Allied Carpets has ditched Arthur Andersen as its auditor following the #3m accounting irregularities scandal which led to the resignation of the retail giant’s finance director David Pout.
Ernst & Young will be recommended as Andersens’ successor by the Allied board at the group’s annual general meeting on 28 October.
A spokesman for the group said: ‘Allied Carpets and Arthur Andersen discussed the matter and, given the recent situation, considered it to be in everyone’s best interests for Allied Carpets to be able to make a fresh start with a new firm of auditors. Accordingly, Arthur Andersen decided not to seek reappointment as the group’s auditors.’
The spokesman denied Allied had fired Arthur Andersen, saying the decision was a joint one taken with the best interests of Allied’s shareholders in mind.

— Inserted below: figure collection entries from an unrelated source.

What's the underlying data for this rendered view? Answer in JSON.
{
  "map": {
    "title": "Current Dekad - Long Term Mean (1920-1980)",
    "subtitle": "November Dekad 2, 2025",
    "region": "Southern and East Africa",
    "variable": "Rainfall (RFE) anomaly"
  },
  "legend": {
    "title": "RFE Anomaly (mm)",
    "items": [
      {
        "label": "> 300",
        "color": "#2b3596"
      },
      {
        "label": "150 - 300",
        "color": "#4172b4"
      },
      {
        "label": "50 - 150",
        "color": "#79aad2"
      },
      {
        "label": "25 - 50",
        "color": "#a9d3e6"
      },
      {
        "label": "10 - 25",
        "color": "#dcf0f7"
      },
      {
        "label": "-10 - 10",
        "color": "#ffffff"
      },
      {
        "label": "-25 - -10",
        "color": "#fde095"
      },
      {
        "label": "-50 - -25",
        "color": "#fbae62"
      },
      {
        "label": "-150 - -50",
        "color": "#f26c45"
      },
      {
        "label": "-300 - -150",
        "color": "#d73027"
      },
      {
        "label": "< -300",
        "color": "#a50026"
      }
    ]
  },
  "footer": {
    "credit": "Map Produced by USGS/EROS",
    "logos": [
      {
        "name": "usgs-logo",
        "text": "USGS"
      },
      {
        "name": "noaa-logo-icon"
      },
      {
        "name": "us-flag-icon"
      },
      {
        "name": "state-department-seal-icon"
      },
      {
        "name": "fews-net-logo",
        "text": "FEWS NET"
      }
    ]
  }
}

This view was reflected in Allied’s 1998 annual report, published last week, and accounts, which said: ‘Having completed their work assisting the Board’s investigation of the breakdown of financial controls in respect of sales recognition procedures in branches, Arthur Andersen has informed the board of its intention not to seek reappointment.’
The accounting irregularities stemmed from the practice of sales staff booking orders as sales before carpets had been delivered to customers.
Arthur Andersen had signed off Allied’s 1997’s accounts, but had to make an exceptional charge of #3m on a turnover of #264m in the following year’s accounts, to correct for the effect of the widespread practice. The booking system was brought to the auditor’s attention by an Allied employee.